Jeśli zdrożeje mięso, będzie jasne, dlaczego. Przez idiotyczny przepis i upartego ministra.
W ciągu ostatniego tygodnia z 1100 zł do 1500 zł za tonę zdrożała śruta sojowa. Słonecznikowa - z 440 do 550 zł. Prędzej czy później zdrożeją wieprzowina i drób, bo śruta to podstawa pasz.
W kraju śruty brakuje, gdyż minister środowiska uznał ją za odpad produkcyjny i wpisał na czarną listę odpadów, blokując w ten sposób odprawy celne. W efekcie:
- Te przepisy trzeba zmienić jak najszybciej, rozmawiałem już z ministrem środowiska Czesławem Śleziakiem, mam jego obietnicę, że każdy, kto wystąpi o zgodę na import, dostanie ją w błyskawicznym tempie. Śruta to pasza i tak musi być traktowana. Zaliczenie jej do szkodliwych odpadów było błędem - mówi minister rolnictwa Wojciech Olejniczak. Wcześniej trzykrotnie uprzedzał ministra w listach, że grozi nam totalna destabilizacja rynku pasz.
- W Unii jest tzw. zielona lista odpadów, które można wykorzystywać jako pasze, obowiązują tu inne zasady niż przy odpadach z tzw. czarnej listy. My też taką listę tworzymy, teraz jest ona uzgadniana, myślę, że w ciągu miesiąca powstanie i problem się rozwiąże - mówi Sławomir Gola, rzecznik Ministerstwa Środowiska. Nie wyjaśnia, dlaczego zielona lista nie powstała wcześniej. - Całe obecne zamieszanie wynika z tego, że importerzy nie wystąpili w odpowiednim czasie o zgodę na import - przekonuje.
- Nie wystąpiliśmy o licencję na import odpadów, bo nie mieściło nam się w głowach, że ten przepis faktycznie wejdzie w życie - mówi jeden z większych importerów śruty. Śruta powstaje w wyniku ekstrakcji, czyli tłoczenia ziarna soi lub słonecznika. Przy tłoczeniu soi powstaje 18 proc. oleju, reszta to śruta. I chociaż jest o połowę tańsza od oleju (300 dolarów za tonę), to w sumie przy przerobie ziarna soi jest głównym źródłem dochodu dla producenta. - Jak więc może to być odpad produkcyjny? - dziwi się nasz rozmówca.

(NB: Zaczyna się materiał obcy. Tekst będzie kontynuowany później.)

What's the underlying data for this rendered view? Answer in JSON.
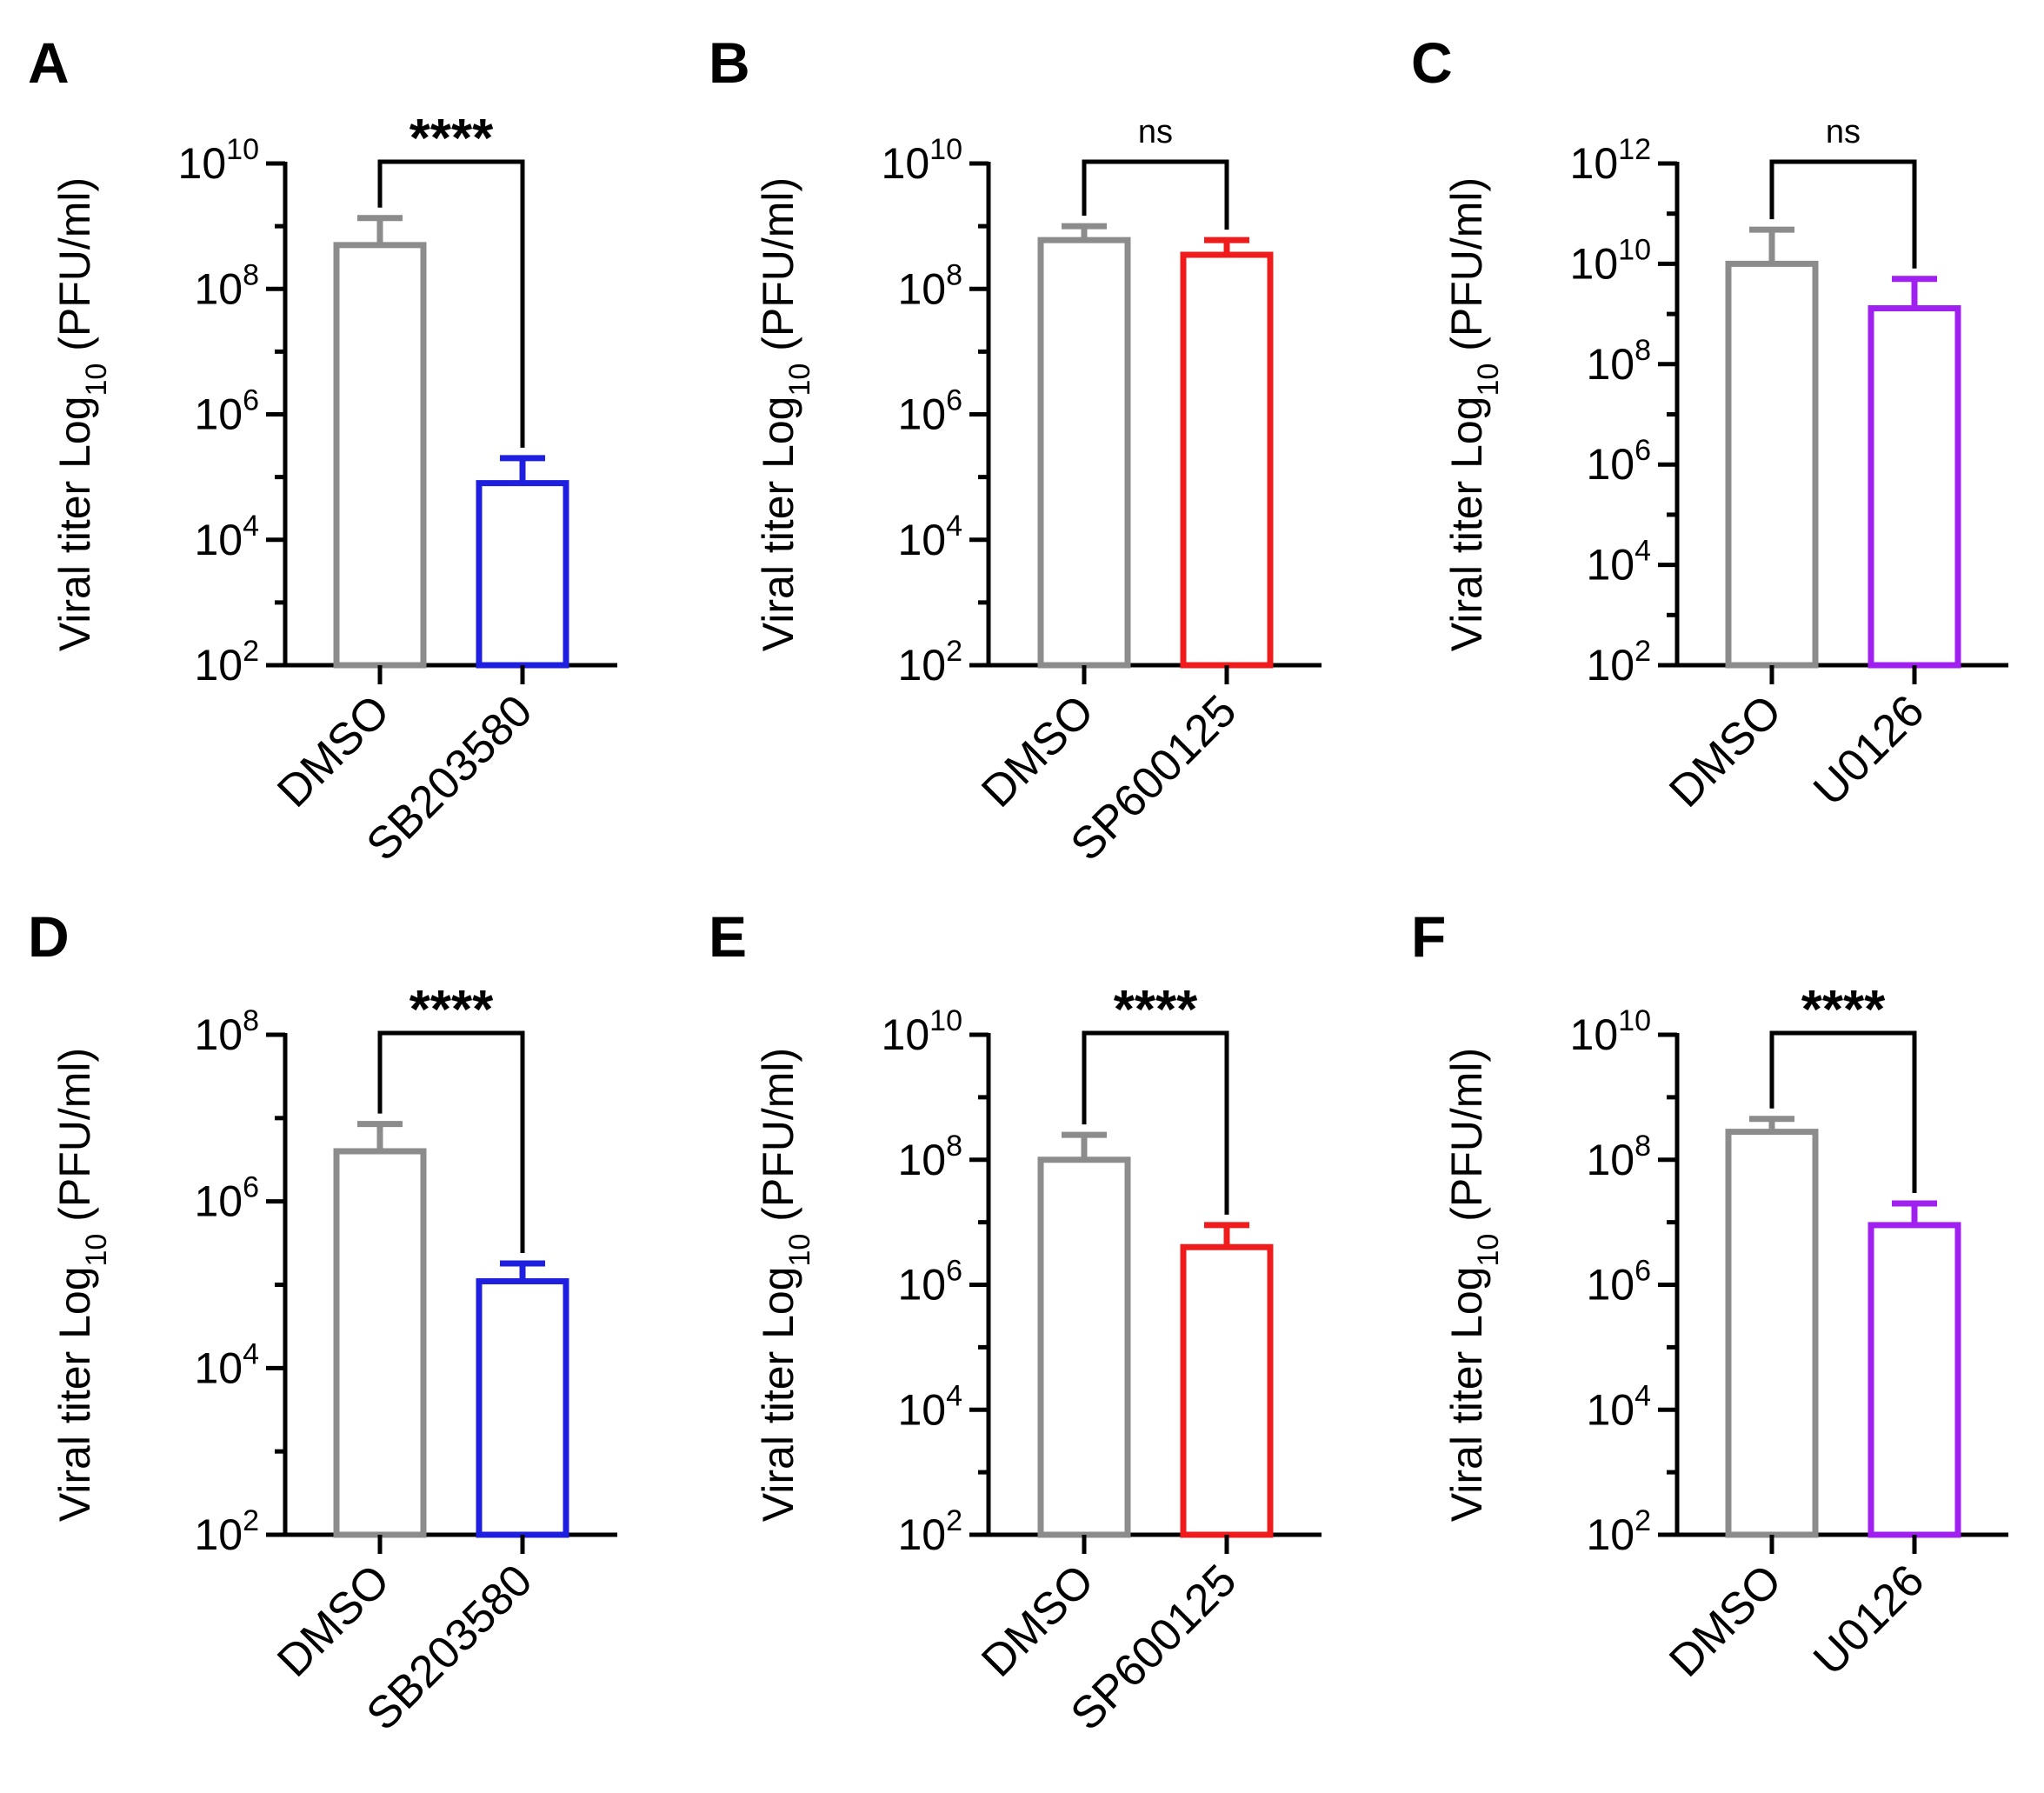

Min. Śleziak tłumaczy, że działa tylko zgodnie z przepisami unijnymi, a tam śruta to odpad poekstrakcyjny. Nie może więc jej skreślić z listy odpadów. - Takiej interpretacji przepisów o odpadach nie stosuje żaden kraj Unii i nigdzie nie jest wymagana zgoda władz ochrony środowiska na import śruty - zapewnia Bogdan Judziński, prezes Izby Zbożowo-Paszowej, który zwrócił się do premiera z prośbą o interwencję, "skoro dwóch ministrów w tym samym rządzie, z tej samej partii, nie potrafi się dogadać, to być może potrzebują dodatkowej zachęty ze strony premiera".
Dodajmy, że nowe przepisy wprowadzono już w 2002 roku, gdy ministrem środowiska był Sławomir Żelichowski (PSL). Mimo to śruta do Polski napływała, bo urzędy celne odprawiały ją po staremu. Ale przed tygodniem dostały nowy program komputerowy, w którym śruta jest na czarnej liście odpadów. Programu nie da się obejść.
Kłopoty z importem przyszły w fatalnym momencie. Śruta sojowa (u nas się soi nie uprawia) to podstawowe źródło białka przy tuczu trzody i drobiu. Rocznie sprowadzamy jej 1,5 mln ton, a słonecznikowej 300 tys. ton. Teraz popyt jeszcze wzrośnie, bo od 1 listopada obowiązuje u nas zakaz karmienia zwierząt mączkami mięsno-kostnymi. A właśnie soja jest głównym zamiennikiem mączek. Specjaliści oceniają, że oznacza to wzrost importu o 15-20 proc.